Но Валя не могла ее полюбить. Елена Викторовна не понимала, что дети могут простить все: опорки и немазаную картошку, холодную квартиру и латаные штанишки. Они простят даже отказ в деньгах на кино и на ириски. Простят и, когда вырастут, будут гордиться трудными днями и любить своих родителей за то, что они сохранили в них главное — чистое сердце.

Но дети никогда не простят лжи, кривлянья. Даже тогда, когда лгущий родитель сам верит своей лжи. А женщины забывают, что дети не жалеют матерей. Они следят за ними ревниво и настороженно, всегда и везде. Жизнь матери — это постоянный экзамен перед людьми и, главное, детьми. Они не прощают матери ни одной слабости, ни одного увлечения. Годы смещают понятия, но главного — любви, уважения — они не приносят.

Елена Викторовна не могла понять Валю. Но она чувствовала женской, даже под слоем лжи и житейской накипи матерински тонкой душой, что Валя права. И она покорилась дочке. Валя стала хозяйкой дома. Она командовала матерью, грубила ей, ругала за невнимание к Наташке.

И только однажды Елена Викторовна попробовала взбунтоваться.

Это было в 1938 году. Неожиданно иссяк ручеек папиных денег и писем. Елена Викторовна привычно возмутилась. Но вскоре узнала, что Виктор Иванович исключен из партии и арестован. Ей не сказали за что — ведь она была разведена с ним. Елене Викторовне показалось, что и это несправедливо: речь шла о ее бывшем муже. Она дошла уже до того периода своей жизни, когда с удовольствием могла бы и пострадать. Как раз в эти дни у нее появился новый жест — до боли сжимать пальцы в кулачки и прижимать их под выпяченной грудью.

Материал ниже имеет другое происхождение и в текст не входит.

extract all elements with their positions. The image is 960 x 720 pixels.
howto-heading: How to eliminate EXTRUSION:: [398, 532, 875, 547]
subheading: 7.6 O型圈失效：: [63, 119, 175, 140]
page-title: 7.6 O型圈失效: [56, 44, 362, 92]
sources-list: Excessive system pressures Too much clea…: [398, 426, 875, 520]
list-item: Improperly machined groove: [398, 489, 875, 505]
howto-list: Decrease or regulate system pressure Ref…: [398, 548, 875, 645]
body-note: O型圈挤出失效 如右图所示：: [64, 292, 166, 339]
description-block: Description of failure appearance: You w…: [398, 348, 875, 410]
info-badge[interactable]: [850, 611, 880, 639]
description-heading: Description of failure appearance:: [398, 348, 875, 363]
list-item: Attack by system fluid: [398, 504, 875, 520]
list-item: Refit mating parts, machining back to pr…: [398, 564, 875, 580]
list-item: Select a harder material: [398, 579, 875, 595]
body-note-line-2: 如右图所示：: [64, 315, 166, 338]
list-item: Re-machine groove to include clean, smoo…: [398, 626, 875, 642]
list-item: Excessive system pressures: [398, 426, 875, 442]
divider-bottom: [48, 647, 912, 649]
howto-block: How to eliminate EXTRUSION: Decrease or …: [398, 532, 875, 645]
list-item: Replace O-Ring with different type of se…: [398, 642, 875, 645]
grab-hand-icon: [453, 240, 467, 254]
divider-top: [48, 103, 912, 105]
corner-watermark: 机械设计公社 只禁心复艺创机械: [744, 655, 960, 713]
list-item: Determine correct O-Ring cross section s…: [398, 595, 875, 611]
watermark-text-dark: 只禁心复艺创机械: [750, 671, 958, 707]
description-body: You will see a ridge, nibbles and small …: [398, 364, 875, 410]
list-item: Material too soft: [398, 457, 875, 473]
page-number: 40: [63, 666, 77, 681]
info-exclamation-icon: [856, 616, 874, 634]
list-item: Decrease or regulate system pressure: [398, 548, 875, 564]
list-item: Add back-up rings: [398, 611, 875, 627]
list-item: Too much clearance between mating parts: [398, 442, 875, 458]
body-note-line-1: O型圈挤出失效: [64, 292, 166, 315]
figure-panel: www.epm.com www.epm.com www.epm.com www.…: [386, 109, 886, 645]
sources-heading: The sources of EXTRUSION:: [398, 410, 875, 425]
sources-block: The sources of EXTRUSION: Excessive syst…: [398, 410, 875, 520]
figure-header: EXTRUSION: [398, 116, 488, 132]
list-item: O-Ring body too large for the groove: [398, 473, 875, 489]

Наконец, настрадавшись, она торжественно сообщила дочери:

— Ты знаешь, что твой отец — государственный преступник?

Валя знала и уже сообщила об этом в комитет комсомола, где после долгих споров ее — безмолвную, с запавшими глазами — решили оставить в комсомоле. Ведь она жила с матерью, а отец — это же знали все — бросил их. Но Валя поднялась и сказала, ни на кого не глядя:

— Как хотите, а я не верю, что отец враг народа. Не верю, и все.

В комитете долго спорили, но все-таки вписали ей строгий выговор за недостаточную политическую стойкость. На этот раз она промолчала. Она уже понимала, что личные чувства и сомнения нельзя переносить на общественные дела. И хотя отношение к ней почти не изменилось, Валя болезненно ощущала это «почти». Но она не обиделась. Она понимала, что, будь она на месте товарищей, у нее было бы свое «почти».

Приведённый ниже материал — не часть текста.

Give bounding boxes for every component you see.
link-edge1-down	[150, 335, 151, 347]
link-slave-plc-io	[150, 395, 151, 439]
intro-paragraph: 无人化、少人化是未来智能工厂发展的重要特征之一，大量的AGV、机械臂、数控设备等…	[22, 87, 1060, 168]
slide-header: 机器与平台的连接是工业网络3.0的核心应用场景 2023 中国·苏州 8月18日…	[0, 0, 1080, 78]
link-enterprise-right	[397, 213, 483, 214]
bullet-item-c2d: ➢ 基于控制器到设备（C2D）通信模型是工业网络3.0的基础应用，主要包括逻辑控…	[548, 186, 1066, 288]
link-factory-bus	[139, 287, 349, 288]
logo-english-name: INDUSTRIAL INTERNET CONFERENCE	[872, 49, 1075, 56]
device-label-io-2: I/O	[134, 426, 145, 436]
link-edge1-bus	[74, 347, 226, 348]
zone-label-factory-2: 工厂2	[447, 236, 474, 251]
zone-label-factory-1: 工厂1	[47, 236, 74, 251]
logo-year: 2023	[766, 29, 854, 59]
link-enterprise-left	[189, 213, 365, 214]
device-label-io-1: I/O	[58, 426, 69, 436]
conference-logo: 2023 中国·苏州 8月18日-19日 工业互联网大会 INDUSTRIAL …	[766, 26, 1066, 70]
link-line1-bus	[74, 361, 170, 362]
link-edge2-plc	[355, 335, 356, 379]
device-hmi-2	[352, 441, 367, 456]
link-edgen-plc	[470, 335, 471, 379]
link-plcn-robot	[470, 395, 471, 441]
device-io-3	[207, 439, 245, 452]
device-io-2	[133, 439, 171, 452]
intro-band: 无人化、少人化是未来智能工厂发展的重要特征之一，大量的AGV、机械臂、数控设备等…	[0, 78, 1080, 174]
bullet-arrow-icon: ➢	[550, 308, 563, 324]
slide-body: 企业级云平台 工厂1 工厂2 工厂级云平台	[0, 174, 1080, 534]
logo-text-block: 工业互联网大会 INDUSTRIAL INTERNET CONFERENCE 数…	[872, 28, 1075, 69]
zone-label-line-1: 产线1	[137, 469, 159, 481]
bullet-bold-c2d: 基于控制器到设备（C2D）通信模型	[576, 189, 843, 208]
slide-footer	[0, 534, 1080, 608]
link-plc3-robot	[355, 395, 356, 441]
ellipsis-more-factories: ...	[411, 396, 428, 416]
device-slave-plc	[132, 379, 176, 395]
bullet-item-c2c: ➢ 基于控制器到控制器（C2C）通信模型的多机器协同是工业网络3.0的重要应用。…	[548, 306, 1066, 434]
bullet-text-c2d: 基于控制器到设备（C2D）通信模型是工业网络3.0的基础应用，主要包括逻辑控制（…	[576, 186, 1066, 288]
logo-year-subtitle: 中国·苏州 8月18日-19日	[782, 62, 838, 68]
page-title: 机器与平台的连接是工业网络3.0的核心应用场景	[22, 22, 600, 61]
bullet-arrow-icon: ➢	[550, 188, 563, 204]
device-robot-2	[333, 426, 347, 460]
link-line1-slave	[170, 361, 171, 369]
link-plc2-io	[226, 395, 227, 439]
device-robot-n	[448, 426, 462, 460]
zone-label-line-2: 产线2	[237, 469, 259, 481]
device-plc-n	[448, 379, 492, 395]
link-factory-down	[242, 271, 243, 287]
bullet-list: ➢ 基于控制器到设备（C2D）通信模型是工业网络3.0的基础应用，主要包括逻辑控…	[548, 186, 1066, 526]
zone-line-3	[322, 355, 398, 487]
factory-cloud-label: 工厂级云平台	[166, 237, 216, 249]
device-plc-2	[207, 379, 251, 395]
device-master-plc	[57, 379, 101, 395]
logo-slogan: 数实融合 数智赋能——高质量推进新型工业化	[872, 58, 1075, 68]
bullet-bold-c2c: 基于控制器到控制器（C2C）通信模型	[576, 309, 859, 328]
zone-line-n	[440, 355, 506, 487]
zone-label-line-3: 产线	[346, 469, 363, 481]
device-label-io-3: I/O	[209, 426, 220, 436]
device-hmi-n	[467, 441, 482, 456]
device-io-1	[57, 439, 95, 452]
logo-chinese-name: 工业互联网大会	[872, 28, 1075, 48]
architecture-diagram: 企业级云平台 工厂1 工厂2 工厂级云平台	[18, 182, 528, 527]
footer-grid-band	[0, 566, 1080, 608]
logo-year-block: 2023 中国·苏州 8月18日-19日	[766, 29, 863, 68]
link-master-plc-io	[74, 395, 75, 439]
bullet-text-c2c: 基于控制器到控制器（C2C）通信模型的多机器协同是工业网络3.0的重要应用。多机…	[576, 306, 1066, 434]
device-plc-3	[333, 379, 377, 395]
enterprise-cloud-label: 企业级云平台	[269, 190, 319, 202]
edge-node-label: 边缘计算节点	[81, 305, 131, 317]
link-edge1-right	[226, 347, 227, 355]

С этого времени она стала меньше думать об отце, больше работать в комсомоле. Ей хотелось работать за двоих — за отца, который в чем-то страшно ошибся, но который в свое время своим примером указал ей правильный путь, и за себя. Сойти с облюбованного пути она не то что не хотела, а просто не могла. Вся ее маленькая жизнь была слита с жизнью комсомола, и вне его, вне его интересов она просто не могла бы существовать, как не смогла бы прожить без воздуха.

Елена Викторовна ожидала, что после ареста отца Валя изменится. Ведь сама она изменилась, стала реже говорить о прошлом — это могло быть опасным, — начала работать и выхлопотала алименты на Наташу.

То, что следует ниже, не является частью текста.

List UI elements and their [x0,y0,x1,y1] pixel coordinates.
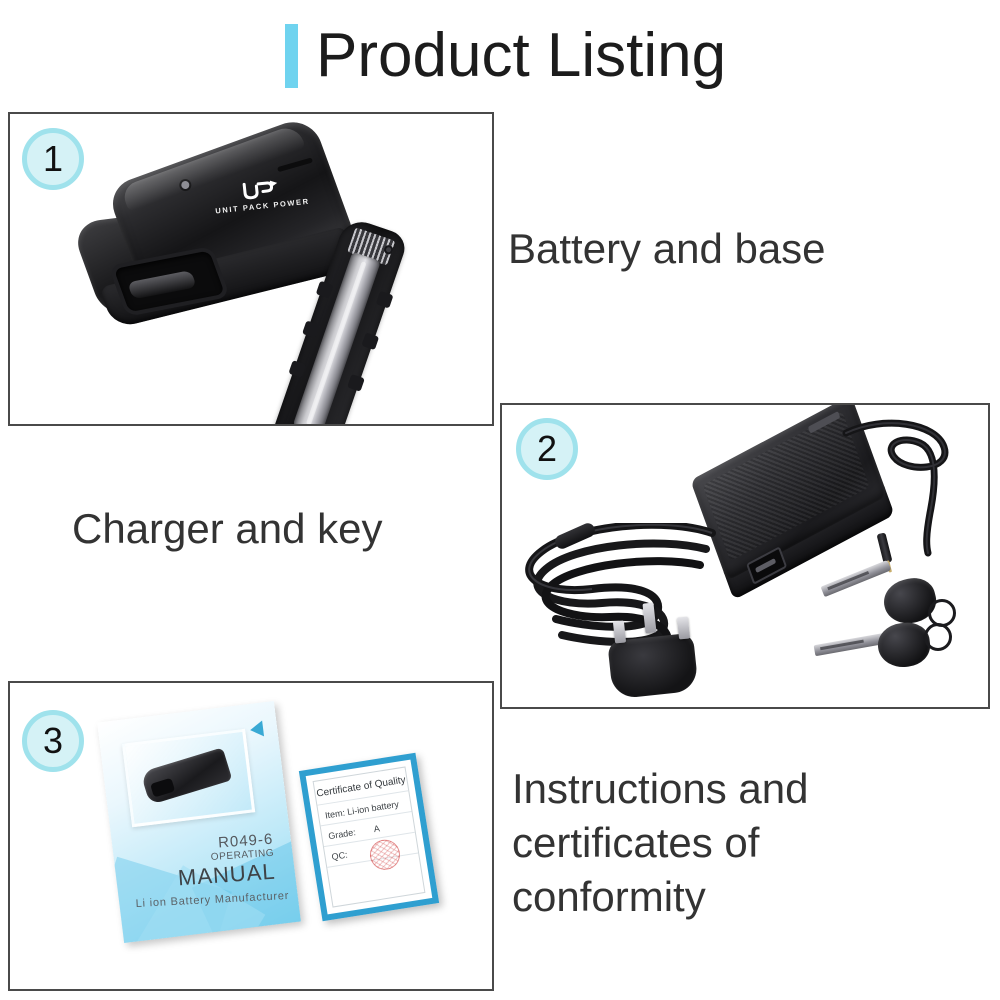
caption-instructions-and-certificates: Instructions and certificates of conform… [512,762,809,923]
dc-output-cable [840,417,970,557]
manual-title-block: R049-6 OPERATING MANUAL [176,831,277,892]
certificate-inner-frame: Certificate of Quality Item: Li-ion batt… [313,766,426,907]
certificate-card-illustration: Certificate of Quality Item: Li-ion batt… [299,753,439,922]
upp-logo-icon [240,178,282,202]
product-image-instructions-and-certificates: R049-6 OPERATING MANUAL Li ion Battery M… [10,683,492,989]
step-badge-2: 2 [516,418,578,480]
key-blade [814,633,887,656]
qc-stamp-icon [368,838,402,872]
title-accent-bar [285,24,298,88]
title-label: Product Listing [316,25,726,87]
manual-photo-battery [140,747,232,805]
caption-charger-and-key: Charger and key [72,502,383,556]
certificate-grade-value: A [373,823,381,834]
key-head [876,620,932,669]
certificate-qc-label: QC: [331,850,348,862]
key-set-illustration [820,555,980,695]
key-blade [821,560,892,597]
step-badge-1: 1 [22,128,84,190]
page-title: Product Listing [285,24,726,88]
key-ring [924,623,952,651]
manual-cover-photo [122,729,255,827]
play-triangle-icon [249,721,264,738]
certificate-grade-label: Grade: [328,827,357,841]
caption-battery-and-base: Battery and base [508,222,826,276]
uk-plug-neutral-pin [677,616,690,639]
manual-booklet-illustration: R049-6 OPERATING MANUAL Li ion Battery M… [97,701,301,943]
uk-plug-live-pin [613,620,626,643]
step-badge-3: 3 [22,710,84,772]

Но Валя не менялась. Она так же пропадала в комитете комсомола, выполняла бесчисленные нагрузки, каталась на коньках и лыжах, купалась, пела в школьном хоре, танцевала и много читала. Времени у нее было очень мало, и все-таки она успевала грубить матери, возиться с Наташкой, проверять ее тетради и штопать ей чулки — Елена Викторовна так и не овладела этим искусством.

Давно ушли поклонники, давно Елена Викторовна смотрела на Валю заискивающе, привыкнув, что дочь принимает решения единолично. Когда Валя бросила институт и ушла на фронт, мать только вздохнула. Она тихонько поплакала, погрустила, но успокоилась на том, что, трагически сжимая пальцы и откидывая седеющую голову назад, с приличной, смешанной с гордостью горечью сказала соседкам, что в ее семье всегда любили Родину и что люди ее круга умеют ставить интересы России выше своих. Поэтому в поступке Вали она не видит ничего удивительного: ведь и она решила не эвакуироваться. Она верит, что Москву отстоят.